Many times our lives as human beings are spent clinging for security. We cling to thousands of things. We cling, and we are afraid inside of ourselves to let go. Yet, if we re-examine our faith in God the good, the one, omnipotent power in our lives, we know it is safe to let go.
Where do we do this? We do it in consciousness. We let go of the fear, worry, and hurried feelings we have inside of ourselves, and we naturally rise to a higher state of mind. In Luke 17:20-21 Jesus said: “The kingdom of God is not coming with things that can be observed; nor will they say, “Look, here it is!” or “There it is!” For, in fact, the kingdom of God is within you.”
Do we have to die to enter the kingdom of heaven? No! Not at all! As a matter of fact, if we wait until we die, we’re missing the mark. Jesus’ whole teaching tells us that right now, for each of us individually, the kingdom of heaven is at hand. It can be had in the midst of our worry, in the midst of things that are not going right, or in the midst of a cemetery. We can just simply let go of the mourning and the sadness, and go with God. When we do so, we are lifted.
My friends, I pray that this Memorial day you experience an act of God. An act of God is not something terrible. An act of God is something that happens in you and through you. We feel an act of God more in a time of great depression and great struggle than we do other times. This is because we are more aware of the overwhelming good and the feelings that come inside of us.
Heaven within you is an act of God. Bliss within you is an act of God.
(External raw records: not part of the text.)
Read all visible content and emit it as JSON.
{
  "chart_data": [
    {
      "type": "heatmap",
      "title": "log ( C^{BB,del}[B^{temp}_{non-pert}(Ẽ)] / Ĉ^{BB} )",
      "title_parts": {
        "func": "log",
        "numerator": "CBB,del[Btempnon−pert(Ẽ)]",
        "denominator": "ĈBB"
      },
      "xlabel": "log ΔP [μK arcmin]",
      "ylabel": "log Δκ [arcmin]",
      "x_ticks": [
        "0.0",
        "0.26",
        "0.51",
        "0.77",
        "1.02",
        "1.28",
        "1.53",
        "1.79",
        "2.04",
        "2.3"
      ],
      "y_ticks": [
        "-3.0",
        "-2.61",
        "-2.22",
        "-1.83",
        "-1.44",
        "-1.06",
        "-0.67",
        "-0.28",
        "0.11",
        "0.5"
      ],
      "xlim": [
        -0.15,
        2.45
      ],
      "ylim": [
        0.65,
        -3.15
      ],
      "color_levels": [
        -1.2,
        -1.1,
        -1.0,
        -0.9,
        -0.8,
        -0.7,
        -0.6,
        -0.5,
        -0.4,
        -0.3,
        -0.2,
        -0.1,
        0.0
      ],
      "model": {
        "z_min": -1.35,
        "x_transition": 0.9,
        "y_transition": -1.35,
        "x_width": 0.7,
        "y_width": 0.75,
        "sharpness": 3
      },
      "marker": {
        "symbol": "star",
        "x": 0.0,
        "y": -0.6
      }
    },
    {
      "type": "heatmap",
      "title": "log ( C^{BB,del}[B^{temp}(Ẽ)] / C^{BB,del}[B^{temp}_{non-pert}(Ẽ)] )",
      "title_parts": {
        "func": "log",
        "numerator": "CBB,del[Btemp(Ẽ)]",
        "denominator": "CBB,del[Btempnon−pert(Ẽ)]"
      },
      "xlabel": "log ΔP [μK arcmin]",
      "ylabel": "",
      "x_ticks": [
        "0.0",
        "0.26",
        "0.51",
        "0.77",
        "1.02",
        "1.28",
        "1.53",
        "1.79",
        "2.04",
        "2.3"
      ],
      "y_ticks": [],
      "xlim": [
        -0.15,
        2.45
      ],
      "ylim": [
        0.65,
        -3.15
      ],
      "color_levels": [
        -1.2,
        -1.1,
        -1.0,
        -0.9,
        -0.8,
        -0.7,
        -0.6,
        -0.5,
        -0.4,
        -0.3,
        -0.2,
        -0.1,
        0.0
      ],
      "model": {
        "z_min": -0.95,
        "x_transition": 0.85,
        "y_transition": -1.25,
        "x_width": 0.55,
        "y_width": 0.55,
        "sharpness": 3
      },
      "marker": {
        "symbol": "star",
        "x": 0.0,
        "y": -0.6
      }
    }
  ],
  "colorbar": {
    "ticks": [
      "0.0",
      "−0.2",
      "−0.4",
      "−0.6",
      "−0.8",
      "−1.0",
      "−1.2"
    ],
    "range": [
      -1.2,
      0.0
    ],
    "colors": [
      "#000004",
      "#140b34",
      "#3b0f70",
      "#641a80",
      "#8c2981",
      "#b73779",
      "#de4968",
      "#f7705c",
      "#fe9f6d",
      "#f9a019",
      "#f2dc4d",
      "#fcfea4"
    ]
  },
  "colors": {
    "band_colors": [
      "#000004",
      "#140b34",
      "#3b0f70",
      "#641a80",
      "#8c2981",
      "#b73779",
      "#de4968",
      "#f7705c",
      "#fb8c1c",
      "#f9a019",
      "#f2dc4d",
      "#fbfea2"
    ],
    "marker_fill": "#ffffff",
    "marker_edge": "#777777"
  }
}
Peace within you is an act of God. Stop clinging, release, and go to God.
Let us pray:
In this moment, I ask that I can be empowered with the kingdom of God inside of me. I let go of the sadness and sorrow I have held over any area of my life. I let go of the death-thought, and I start to live again.
But more than just living or existing, I ask for an infilling and an overspilling to others in my life. The joy, bliss, and peace of God knows no end.
Today, this entire weekend, is a turn-around time. I let go of sorrow and sadness. I stop clinging and I arise free and unencumbered. I do so through the power of God in and through me, and my willingness to say “Yes!” In Jesus Christ’s name . . . Amen.